この年齢になるといろいろ見られたくない場所も多く、好都合でもあるのだが、聴覚と触覚だけで相手を認識しているのかと思うと、出会ってる時間そのものに現実味がない。

しかし、一つだけ先生の発言の中で誠実さを感じることと言えば、
ぼくはちゃんと人間性を確かめてからじゃないと、好きになりません、ましてや、そういうコトは信頼のおける相手じゃなきゃできません、
という発言だ。
若い時に、研修旅行でアジアのとある国に行った時、同じ部屋になった同僚と出かけたマッサージ店で、
ココカラハ オクノヘヤヨ、
と、片言の日本語で連れていかれそうになって、逃げ帰ったら、ちゃんと待合室で同僚も同じようなタイミングで出てきてくれて助かった、というエピソードである。

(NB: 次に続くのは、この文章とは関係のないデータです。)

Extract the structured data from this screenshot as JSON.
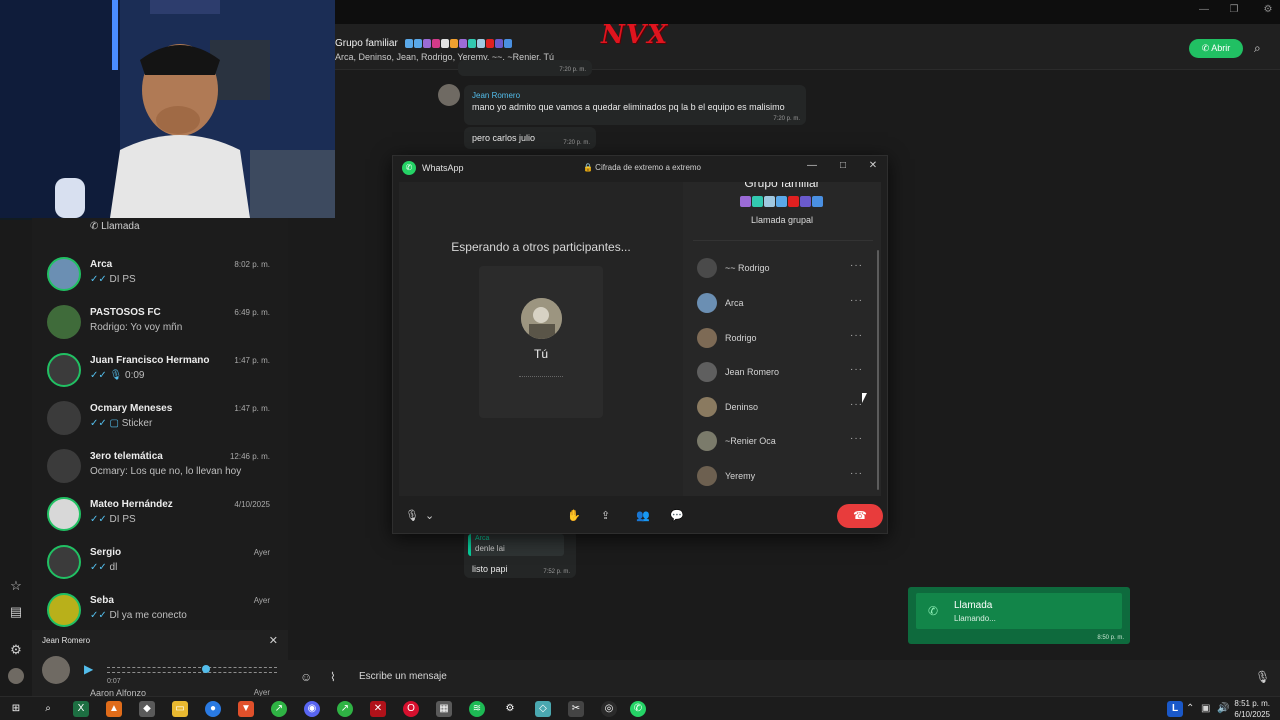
{
  "window": {
    "minimize_label": "—",
    "maximize_label": "❐",
    "close_label": "✕"
  },
  "logo": {
    "text": "NVX"
  },
  "header": {
    "group_name": "Grupo familiar",
    "members": "Arca, Deninso, Jean, Rodrigo, Yeremy, ~~, ~Renier, Tú",
    "open_button": "Abrir"
  },
  "chatlist": {
    "top_item": {
      "text": "Llamada"
    },
    "items": [
      {
        "name": "Arca",
        "message": "DI PS",
        "time": "8:02 p. m.",
        "ticks": "✓✓",
        "avatar_color": "#6b8fb3"
      },
      {
        "name": "PASTOSOS FC",
        "message": "Rodrigo: Yo voy mñn",
        "time": "6:49 p. m.",
        "ticks": "",
        "avatar_color": "#3f6b3a"
      },
      {
        "name": "Juan Francisco Hermano",
        "message": "0:09",
        "time": "1:47 p. m.",
        "ticks": "✓✓ 🎙",
        "avatar_color": "#3b3b3b"
      },
      {
        "name": "Ocmary Meneses",
        "message": "Sticker",
        "time": "1:47 p. m.",
        "ticks": "✓✓ ▢",
        "avatar_color": "#3b3b3b"
      },
      {
        "name": "3ero telemática",
        "message": "Ocmary: Los que no, lo llevan hoy",
        "time": "12:46 p. m.",
        "ticks": "",
        "avatar_color": "#3b3b3b"
      },
      {
        "name": "Mateo Hernández",
        "message": "DI PS",
        "time": "4/10/2025",
        "ticks": "✓✓",
        "avatar_color": "#d8d8d8"
      },
      {
        "name": "Sergio",
        "message": "dl",
        "time": "Ayer",
        "ticks": "✓✓",
        "avatar_color": "#3b3b3b"
      },
      {
        "name": "Seba",
        "message": "Dl ya me conecto",
        "time": "Ayer",
        "ticks": "✓✓",
        "avatar_color": "#b9b01a"
      }
    ]
  },
  "audio_player": {
    "title": "Jean Romero",
    "duration": "0:07",
    "close": "✕",
    "next_name": "Aaron Alfonzo",
    "next_time": "Ayer"
  },
  "messages": {
    "top_time": "7:20 p. m.",
    "jean": {
      "author": "Jean Romero",
      "text": "mano yo admito que vamos a quedar eliminados pq la b el equipo es malisimo",
      "time": "7:20 p. m."
    },
    "carlos": {
      "text": "pero carlos julio",
      "time": "7:20 p. m."
    },
    "reply": {
      "quote_author": "Arca",
      "quote_text": "denle lai",
      "text": "listo papi",
      "time": "7:52 p. m."
    }
  },
  "composer": {
    "placeholder": "Escribe un mensaje"
  },
  "notification": {
    "title": "Llamada",
    "subtitle": "Llamando...",
    "time": "8:50 p. m."
  },
  "call": {
    "app_name": "WhatsApp",
    "encryption": "🔒 Cifrada de extremo a extremo",
    "waiting": "Esperando a otros participantes...",
    "self_name": "Tú",
    "panel_title": "Grupo familiar",
    "panel_sub": "Llamada grupal",
    "participants": [
      {
        "name": "~~ Rodrigo",
        "color": "#4a4a4a"
      },
      {
        "name": "Arca",
        "color": "#6b8fb3"
      },
      {
        "name": "Rodrigo",
        "color": "#7d6a55"
      },
      {
        "name": "Jean Romero",
        "color": "#5f5f5f"
      },
      {
        "name": "Deninso",
        "color": "#8a7a60"
      },
      {
        "name": "~Renier Oca",
        "color": "#7b7b6b"
      },
      {
        "name": "Yeremy",
        "color": "#6d6050"
      }
    ],
    "more": "···"
  },
  "taskbar": {
    "time": "8:51 p. m.",
    "date": "6/10/2025",
    "lang": "L"
  },
  "colors": {
    "accent": "#21c063",
    "hangup": "#e83c3c",
    "link": "#53bdeb"
  }
}
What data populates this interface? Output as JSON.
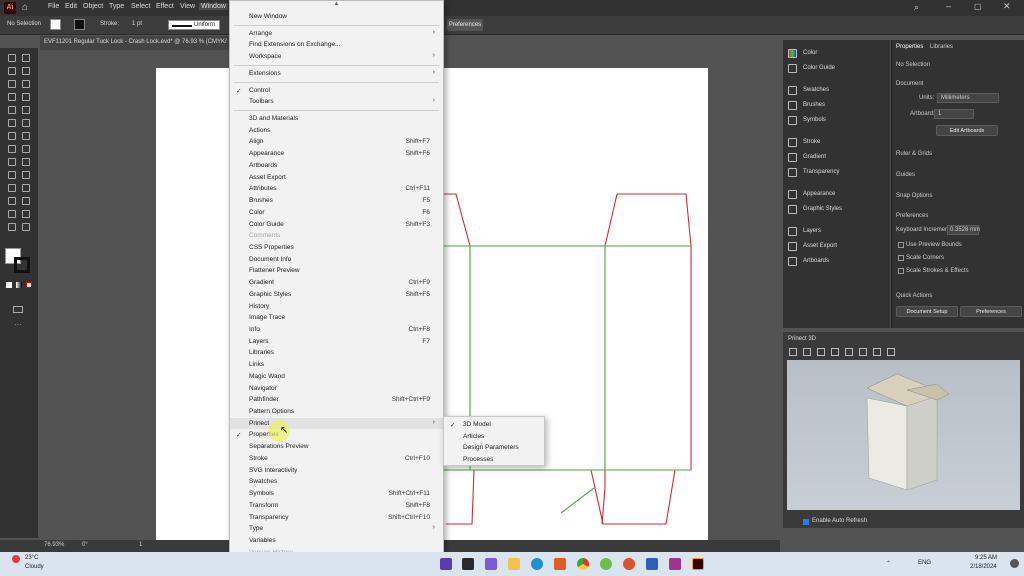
{
  "menubar": {
    "items": [
      "File",
      "Edit",
      "Object",
      "Type",
      "Select",
      "Effect",
      "View",
      "Window"
    ]
  },
  "controlbar": {
    "selection": "No Selection",
    "stroke_label": "Stroke:",
    "stroke_value": "1 pt",
    "brush": "Uniform",
    "preferences": "Preferences"
  },
  "document": {
    "tab_title": "EVF11201 Regular Tuck Lock - Crash Lock.evd* @ 76.93 % (CMYK/",
    "zoom": "76.93%",
    "rotation": "0°",
    "artboard": "1"
  },
  "window_menu": {
    "items": [
      {
        "label": "New Window",
        "shortcut": "",
        "sub": false,
        "check": false,
        "disabled": false
      },
      {
        "sep": true
      },
      {
        "label": "Arrange",
        "shortcut": "",
        "sub": true,
        "check": false,
        "disabled": false
      },
      {
        "label": "Find Extensions on Exchange...",
        "shortcut": "",
        "sub": false,
        "check": false,
        "disabled": false
      },
      {
        "label": "Workspace",
        "shortcut": "",
        "sub": true,
        "check": false,
        "disabled": false
      },
      {
        "sep": true
      },
      {
        "label": "Extensions",
        "shortcut": "",
        "sub": true,
        "check": false,
        "disabled": false
      },
      {
        "sep": true
      },
      {
        "label": "Control",
        "shortcut": "",
        "sub": false,
        "check": true,
        "disabled": false
      },
      {
        "label": "Toolbars",
        "shortcut": "",
        "sub": true,
        "check": false,
        "disabled": false
      },
      {
        "sep": true
      },
      {
        "label": "3D and Materials",
        "shortcut": "",
        "sub": false,
        "check": false,
        "disabled": false
      },
      {
        "label": "Actions",
        "shortcut": "",
        "sub": false,
        "check": false,
        "disabled": false
      },
      {
        "label": "Align",
        "shortcut": "Shift+F7",
        "sub": false,
        "check": false,
        "disabled": false
      },
      {
        "label": "Appearance",
        "shortcut": "Shift+F6",
        "sub": false,
        "check": false,
        "disabled": false
      },
      {
        "label": "Artboards",
        "shortcut": "",
        "sub": false,
        "check": false,
        "disabled": false
      },
      {
        "label": "Asset Export",
        "shortcut": "",
        "sub": false,
        "check": false,
        "disabled": false
      },
      {
        "label": "Attributes",
        "shortcut": "Ctrl+F11",
        "sub": false,
        "check": false,
        "disabled": false
      },
      {
        "label": "Brushes",
        "shortcut": "F5",
        "sub": false,
        "check": false,
        "disabled": false
      },
      {
        "label": "Color",
        "shortcut": "F6",
        "sub": false,
        "check": false,
        "disabled": false
      },
      {
        "label": "Color Guide",
        "shortcut": "Shift+F3",
        "sub": false,
        "check": false,
        "disabled": false
      },
      {
        "label": "Comments",
        "shortcut": "",
        "sub": false,
        "check": false,
        "disabled": true
      },
      {
        "label": "CSS Properties",
        "shortcut": "",
        "sub": false,
        "check": false,
        "disabled": false
      },
      {
        "label": "Document Info",
        "shortcut": "",
        "sub": false,
        "check": false,
        "disabled": false
      },
      {
        "label": "Flattener Preview",
        "shortcut": "",
        "sub": false,
        "check": false,
        "disabled": false
      },
      {
        "label": "Gradient",
        "shortcut": "Ctrl+F9",
        "sub": false,
        "check": false,
        "disabled": false
      },
      {
        "label": "Graphic Styles",
        "shortcut": "Shift+F5",
        "sub": false,
        "check": false,
        "disabled": false
      },
      {
        "label": "History",
        "shortcut": "",
        "sub": false,
        "check": false,
        "disabled": false
      },
      {
        "label": "Image Trace",
        "shortcut": "",
        "sub": false,
        "check": false,
        "disabled": false
      },
      {
        "label": "Info",
        "shortcut": "Ctrl+F8",
        "sub": false,
        "check": false,
        "disabled": false
      },
      {
        "label": "Layers",
        "shortcut": "F7",
        "sub": false,
        "check": false,
        "disabled": false
      },
      {
        "label": "Libraries",
        "shortcut": "",
        "sub": false,
        "check": false,
        "disabled": false
      },
      {
        "label": "Links",
        "shortcut": "",
        "sub": false,
        "check": false,
        "disabled": false
      },
      {
        "label": "Magic Wand",
        "shortcut": "",
        "sub": false,
        "check": false,
        "disabled": false
      },
      {
        "label": "Navigator",
        "shortcut": "",
        "sub": false,
        "check": false,
        "disabled": false
      },
      {
        "label": "Pathfinder",
        "shortcut": "Shift+Ctrl+F9",
        "sub": false,
        "check": false,
        "disabled": false
      },
      {
        "label": "Pattern Options",
        "shortcut": "",
        "sub": false,
        "check": false,
        "disabled": false
      },
      {
        "label": "Prinect",
        "shortcut": "",
        "sub": true,
        "check": false,
        "disabled": false,
        "highlight": true
      },
      {
        "label": "Properties",
        "shortcut": "",
        "sub": false,
        "check": true,
        "disabled": false
      },
      {
        "label": "Separations Preview",
        "shortcut": "",
        "sub": false,
        "check": false,
        "disabled": false
      },
      {
        "label": "Stroke",
        "shortcut": "Ctrl+F10",
        "sub": false,
        "check": false,
        "disabled": false
      },
      {
        "label": "SVG Interactivity",
        "shortcut": "",
        "sub": false,
        "check": false,
        "disabled": false
      },
      {
        "label": "Swatches",
        "shortcut": "",
        "sub": false,
        "check": false,
        "disabled": false
      },
      {
        "label": "Symbols",
        "shortcut": "Shift+Ctrl+F11",
        "sub": false,
        "check": false,
        "disabled": false
      },
      {
        "label": "Transform",
        "shortcut": "Shift+F8",
        "sub": false,
        "check": false,
        "disabled": false
      },
      {
        "label": "Transparency",
        "shortcut": "Shift+Ctrl+F10",
        "sub": false,
        "check": false,
        "disabled": false
      },
      {
        "label": "Type",
        "shortcut": "",
        "sub": true,
        "check": false,
        "disabled": false
      },
      {
        "label": "Variables",
        "shortcut": "",
        "sub": false,
        "check": false,
        "disabled": false
      },
      {
        "label": "Version History",
        "shortcut": "",
        "sub": false,
        "check": false,
        "disabled": true
      }
    ]
  },
  "prinect_submenu": {
    "items": [
      {
        "label": "3D Model",
        "check": true
      },
      {
        "label": "Articles",
        "check": false
      },
      {
        "label": "Design Parameters",
        "check": false
      },
      {
        "label": "Processes",
        "check": false
      }
    ]
  },
  "panels": {
    "items": [
      "Color",
      "Color Guide",
      "Swatches",
      "Brushes",
      "Symbols",
      "Stroke",
      "Gradient",
      "Transparency",
      "Appearance",
      "Graphic Styles",
      "Layers",
      "Asset Export",
      "Artboards"
    ]
  },
  "properties": {
    "tab_properties": "Properties",
    "tab_libraries": "Libraries",
    "no_selection": "No Selection",
    "document": "Document",
    "units_label": "Units:",
    "units_value": "Millimeters",
    "artboard_label": "Artboard:",
    "artboard_value": "1",
    "edit_artboards": "Edit Artboards",
    "ruler_grids": "Ruler & Grids",
    "guides": "Guides",
    "snap_options": "Snap Options",
    "preferences": "Preferences",
    "keyboard_increment_label": "Keyboard Increment:",
    "keyboard_increment_value": "0.3528 mm",
    "use_preview_bounds": "Use Preview Bounds",
    "scale_corners": "Scale Corners",
    "scale_strokes": "Scale Strokes & Effects",
    "quick_actions": "Quick Actions",
    "document_setup": "Document Setup",
    "preferences_btn": "Preferences"
  },
  "prinect_panel": {
    "title": "Prinect 3D",
    "auto_refresh": "Enable Auto Refresh"
  },
  "taskbar": {
    "weather_temp": "23°C",
    "weather_desc": "Cloudy",
    "lang": "ENG",
    "time": "9:25 AM",
    "date": "2/18/2024"
  },
  "colors": {
    "cut_line": "#d42a2a",
    "crease_line": "#4aa83a",
    "menu_bg": "#f2f2f2",
    "ui_dark": "#323232"
  }
}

そしてこの週末、ご近所さん(おそらく50代、独身の男性)がわざわざ私に話がある、とやってきた。
別居中の夫がらみか、と身構えていると、
ケイコさん、56歳、こんな人、〇〇さんの職場におられますか?
と、携帯電話の画像を見せられた。

その年代にしては若い感じの、ちゃんとキレイにされてる感じの自撮り画像だった。

いや、私の職場にはおられないですよ……
市内の他のとこかな??私は出会ったことないですね……
と言葉を濁していると、
ここにこんなことも書いてあるんです、
と、仕事がらみの言葉をいくつか例に挙げてきた。

そして最後には、
いや、この方とマッチングアプリでやり取りしてるんですけどね、卑猥な写真とかも送ってくるんですよ、
仕事も仕事なのに、こんな写真送ってくるなんて、けしからん!と怒ってやろうかと思いましてね……
と、話し出した。

夕飯前の忙しい時間帯、どうしてこんな話を聞かされなきゃいけないんだ、早く唐揚げを揚げなければ……と気が急いていた私は、
いやまあ、仕事と趣味は別物ですから、
こう見えて、私だって不倫中ですし、
と話したくなったが、さすがに2行目は言わなかった。

この話を先生にすると、
さすがの僕でも、アプリで出会ったことはないですね、リスクが高すぎます、
と返された。
でも、チラッと見えたケイコさんの胸は、かなり大きかったですよ、
と話すと、
胸が大きいとか、そういうのは関係ありません、
と言われた。
そこは、真実だろう。
なんなら、私の胸は無いに等しい。

リスクが高いのは、不倫なら五十歩百歩のような気もするが、同じくらいの社会的立場をもっている人間なら、大丈夫、ということか。

少なくとも、私はケイコさんよりは信頼のおける相手であるようだ。